Reputable certificates to consider pursuing include:
IBM Data Science Professional Certificate – Covers data science methodology including tools, data analysis, data visualization, machine learning, Python libraries, SQL, NoSQL databases, and Apache Spark. Available through Coursera.
Microsoft Certified: Data Analyst Associate – Develops SQL, Power BI, Excel analytical skills. Topics span data visualization, modeling, analytics, and machine learning fundamentals.
Google Data Analytics Certificate – Created by Google, coursework focuses on data preparation, analysis, visualization, storytelling. Taught using real-world examples and case studies. Offered on Coursera.
SAS Certified Data Scientist – Validates proficiency using SAS to manage, analyze, visualize data, and build/deploy models. Covers machine learning techniques.
These credentials help validate core data science abilities without needing programming expertise.
By supplementing certificates with hands-on self-study developing projects for a portfolio, professional opportunities can be obtained.
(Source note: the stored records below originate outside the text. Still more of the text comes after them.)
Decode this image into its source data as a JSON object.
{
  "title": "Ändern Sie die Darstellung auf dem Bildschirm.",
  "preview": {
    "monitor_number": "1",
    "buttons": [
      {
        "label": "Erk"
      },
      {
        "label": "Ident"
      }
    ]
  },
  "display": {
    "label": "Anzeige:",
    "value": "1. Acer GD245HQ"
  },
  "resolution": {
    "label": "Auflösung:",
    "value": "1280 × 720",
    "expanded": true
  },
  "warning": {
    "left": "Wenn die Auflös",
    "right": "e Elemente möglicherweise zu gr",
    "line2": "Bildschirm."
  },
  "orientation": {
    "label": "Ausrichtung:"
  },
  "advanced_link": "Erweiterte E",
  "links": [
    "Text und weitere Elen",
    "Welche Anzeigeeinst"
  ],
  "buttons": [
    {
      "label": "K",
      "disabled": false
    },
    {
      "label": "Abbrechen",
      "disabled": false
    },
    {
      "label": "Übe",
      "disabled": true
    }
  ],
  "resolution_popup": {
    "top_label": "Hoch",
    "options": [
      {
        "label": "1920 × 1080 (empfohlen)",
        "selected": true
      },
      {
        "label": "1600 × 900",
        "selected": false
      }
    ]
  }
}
Next Steps In Your Data Science Journey
Gaining proficiency across the various aforementioned areas sets the stage for a promising data science career even without prior programming experience.
From here continue expanding knowledge by:
- Learning dashboards development best practices
- Keeping up-to-date on latest data science and analytics trends
- Understanding tools like Hadoop, Spark, cloud data platforms among others
- Learning basics around big data architectures, database systems, distributed computing
- Enhancing data storytelling and executive presentation abilities
- Building leadership, collaboration and stakeholder engagement skills
While mastering programming may still help progress further, possessing broad data skills across multiple areas gives flexibility to grow professionally.